Wed, Jul 28, 2010 - Page 8 News List

ICJ’s Kosovo decision is vague and very limited

By Chiang Huang-chih 姜皇池

On Thursday last week, following two years of deliberation, the International Court of Justice (ICJ) in The Hague, the Netherlands, which is the principal judicial organ of the UN, finally issued an advisory opinion regarding the legality of the unilateral declaration of independence by Kosovo, which was, and some maintain still is, a province of Serbia. Although the ICJ’s advisory opinion is not legally binding, it will still have considerable political effect. The publication of the advisory opinion was greeted with celebrations in Kosovo.

Kosovo has reason to celebrate, but the effect of the advisory opinion will clearly be limited. It says that there is no rule of international law that prohibits a declaration of independence, and therefore Kosovo’s unilateral declaration of independence “did not violate general international law.”

On the other hand, not violating international law does not necessarily mean being in accordance with it, and it does not necessarily mean that any minority ethnic group within any territory has the right to demand separation. The advisory opinion merely says that international law does not prohibit declarations of independence. Whether any such declaration of independence is protected in law was not answered by the ICJ.

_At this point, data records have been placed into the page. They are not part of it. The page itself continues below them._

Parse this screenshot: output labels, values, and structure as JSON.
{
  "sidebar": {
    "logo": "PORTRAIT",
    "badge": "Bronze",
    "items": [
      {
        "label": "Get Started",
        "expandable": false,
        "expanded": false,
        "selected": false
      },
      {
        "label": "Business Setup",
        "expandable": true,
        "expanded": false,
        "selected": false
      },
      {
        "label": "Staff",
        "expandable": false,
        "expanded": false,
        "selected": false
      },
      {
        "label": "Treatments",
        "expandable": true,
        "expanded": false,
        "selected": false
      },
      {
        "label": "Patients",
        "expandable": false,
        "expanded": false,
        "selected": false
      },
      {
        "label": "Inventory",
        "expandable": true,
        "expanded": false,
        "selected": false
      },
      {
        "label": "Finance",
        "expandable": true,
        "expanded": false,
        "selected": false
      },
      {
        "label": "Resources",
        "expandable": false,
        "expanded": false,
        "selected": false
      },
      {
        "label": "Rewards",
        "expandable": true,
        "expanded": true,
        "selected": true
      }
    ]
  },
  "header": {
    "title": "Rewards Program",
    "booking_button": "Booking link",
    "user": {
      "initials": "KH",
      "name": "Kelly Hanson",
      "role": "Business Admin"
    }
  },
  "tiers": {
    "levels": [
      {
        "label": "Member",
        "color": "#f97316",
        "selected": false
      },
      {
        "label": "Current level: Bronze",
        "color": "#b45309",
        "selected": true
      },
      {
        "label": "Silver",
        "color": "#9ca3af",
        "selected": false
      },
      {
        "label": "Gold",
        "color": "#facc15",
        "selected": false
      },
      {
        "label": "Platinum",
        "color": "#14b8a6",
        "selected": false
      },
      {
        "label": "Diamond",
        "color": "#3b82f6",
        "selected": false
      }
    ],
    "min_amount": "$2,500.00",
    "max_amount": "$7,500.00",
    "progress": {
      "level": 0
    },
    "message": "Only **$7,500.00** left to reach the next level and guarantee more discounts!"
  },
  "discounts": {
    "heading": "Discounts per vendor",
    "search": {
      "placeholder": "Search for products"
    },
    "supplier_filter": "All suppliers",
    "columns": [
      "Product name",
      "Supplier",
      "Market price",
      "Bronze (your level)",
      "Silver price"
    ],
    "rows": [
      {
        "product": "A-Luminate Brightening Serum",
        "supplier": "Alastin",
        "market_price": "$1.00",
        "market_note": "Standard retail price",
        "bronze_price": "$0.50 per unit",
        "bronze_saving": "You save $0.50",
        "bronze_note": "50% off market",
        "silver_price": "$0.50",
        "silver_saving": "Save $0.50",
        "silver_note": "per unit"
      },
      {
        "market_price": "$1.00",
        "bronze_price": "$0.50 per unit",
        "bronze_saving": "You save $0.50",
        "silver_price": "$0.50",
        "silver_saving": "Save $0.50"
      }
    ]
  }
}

While the case was under deliberation, experts in international law predicted that the court would have to consider the actual situation and avoid prompting minorities in other countries to cause instability by claiming their right to separation based on the court’s decision.

When the court sought opinions from countries, China stressed repeatedly in the written statement it submitted that international law did not confer a right to secede to ethnic groups within a state, and that the ICJ respects the territorial integrity of sovereign states. The advisory opinion does not refute this position or say that such an opinion is mistaken — it just says that international law does not prohibit declarations of independence.

There is no consequential relationship between the court’s opinion that the declaration of independence was not unlawful and the question of whether Kosovo can become a member state of the UN. It is true that the Republic of Kosovo is recognized by 69 countries, including the US and some EU states. It is also true that the ICJ’s advisory opinion puts Kosovo and its supporters on the moral and political high ground and puts Serbian authorities under greater pressure.

Notably, the NATO-dominated UN peacekeeping administration now has greater justification for demanding concessions from Serbia. Nevertheless, some countries still oppose independence for Kosovo, and two of them — China and Russia — have the power of veto in the UN Security Council. The ICJ’s advisory opinion cannot compel China and Russia to accept Kosovo as a member state of the UN, and it cannot stop them from exercising their veto.

The ICJ’s stated opinion that Kosovo’s declaration of independence was not illegal is indeed a major victory for Kosovo, and for the UK and US, who have been backing Kosovo’s attempts to gain independence.

Although this victory lends justification to British and US intervention and gives it a firmer legal basis, obstacles remain on Kosovo’s road to independence. Unless Serbia decides to recognize Kosovo, the existing differences of opinion among powerful countries regarding Kosovan independence, the love-hate relations between Kosovo and Serbia and the potential changes that Kosovan independence might bring about in the overall international situation are all factors that cannot be resolved by a simple advisory opinion from the ICJ.